Blockchain 2.0 has revolutionized the domain by introducing blockchain as a decentralized application (DApp) development platform, previously recognized mainly in the cryptocurrency sphere. Consequently, the rise of DApp development has inadvertently camouflaged fraudulent activities within smart contracts, leading to substantial losses for investors. Implementing machine learning (ML) approaches can significantly enhance the efficacy of anomaly detection. However, many studies still grapple with selecting the most pertinent features to optimize anomaly detection levels. This challenge intensifies when managing the high-dimensional raw data extracted directly from the Ethereum blockchain network, which falls under the category of big data. Smart contracts, the core of blockchain that governs DApp logic, have increasingly become a haven for fraud.
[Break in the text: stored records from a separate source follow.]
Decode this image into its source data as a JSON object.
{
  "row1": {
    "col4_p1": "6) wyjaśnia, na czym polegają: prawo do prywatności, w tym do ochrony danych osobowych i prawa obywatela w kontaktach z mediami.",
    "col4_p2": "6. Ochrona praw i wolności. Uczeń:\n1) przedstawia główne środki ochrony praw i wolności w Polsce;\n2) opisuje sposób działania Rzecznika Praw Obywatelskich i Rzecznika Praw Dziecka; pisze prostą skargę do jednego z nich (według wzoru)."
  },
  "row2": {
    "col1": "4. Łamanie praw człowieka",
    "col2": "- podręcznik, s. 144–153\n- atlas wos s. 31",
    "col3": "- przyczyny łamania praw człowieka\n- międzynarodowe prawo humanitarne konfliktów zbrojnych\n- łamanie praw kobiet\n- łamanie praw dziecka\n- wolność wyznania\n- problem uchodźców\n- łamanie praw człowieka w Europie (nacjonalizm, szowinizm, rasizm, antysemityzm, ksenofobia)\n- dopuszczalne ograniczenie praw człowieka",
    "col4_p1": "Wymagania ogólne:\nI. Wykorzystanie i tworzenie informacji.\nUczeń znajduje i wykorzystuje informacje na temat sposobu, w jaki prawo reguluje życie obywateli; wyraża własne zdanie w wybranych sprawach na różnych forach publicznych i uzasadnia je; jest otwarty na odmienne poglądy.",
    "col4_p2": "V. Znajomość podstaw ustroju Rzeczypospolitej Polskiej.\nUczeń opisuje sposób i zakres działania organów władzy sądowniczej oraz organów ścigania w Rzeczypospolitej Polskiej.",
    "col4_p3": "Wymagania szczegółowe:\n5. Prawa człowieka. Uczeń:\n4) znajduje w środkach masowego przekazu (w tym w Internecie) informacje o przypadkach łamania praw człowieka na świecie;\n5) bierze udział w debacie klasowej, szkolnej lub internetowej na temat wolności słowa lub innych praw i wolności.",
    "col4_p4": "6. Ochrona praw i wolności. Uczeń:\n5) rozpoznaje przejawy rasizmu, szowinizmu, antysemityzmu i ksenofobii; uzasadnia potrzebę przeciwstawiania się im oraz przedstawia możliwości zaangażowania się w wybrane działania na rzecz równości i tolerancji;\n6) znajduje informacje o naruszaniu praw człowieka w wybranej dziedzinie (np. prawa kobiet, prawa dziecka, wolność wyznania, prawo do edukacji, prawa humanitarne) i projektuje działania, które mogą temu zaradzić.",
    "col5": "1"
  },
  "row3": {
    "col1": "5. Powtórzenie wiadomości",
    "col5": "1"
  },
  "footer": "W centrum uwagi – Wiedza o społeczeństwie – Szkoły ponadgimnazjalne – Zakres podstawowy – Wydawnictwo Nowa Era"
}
This study focuses on analyzing three primary characteristic components based on contract source code (operation code (opcode), application binary interface (ABI) code, and contract transaction) to develop anomaly detection models in smart contracts using an ensemble hybrid feature strategy. The approach involves two key stages: firstly, reducing the initial feature size through constant, quasi-constant, and variant validation; and secondly, identifying the most relevant feature set using the searching for uncorrelated list of variables (SULOV) method, grounded in the minimum redundancy maximum relevance (MRMR) principle. The anomaly detection model employs a voting ensemble technique, harnessing a dataset of the most pertinent features. The model's effectiveness is gauged by comparing its performance with individual models, including random forest (RF), k-nearest neighbor (KNN), decision tree (DT), linear discriminant analysis (LDA), and stochastic gradient descent (SGD). The findings indicate that the proposed model achieves superior anomaly detection levels, with a determination value measurement rate of 92.99%, outperforming individual classifiers using the 44 most relevant features while minimizing classification time. The model's efficiency is further corroborated through comparative analysis with previous studies and alternative methodologies using the same contract dataset. The proposed ensemble-based model significantly improves anomaly detection in contract source code analysis, employing a minimal and relevant set of features refined through the SULOV method.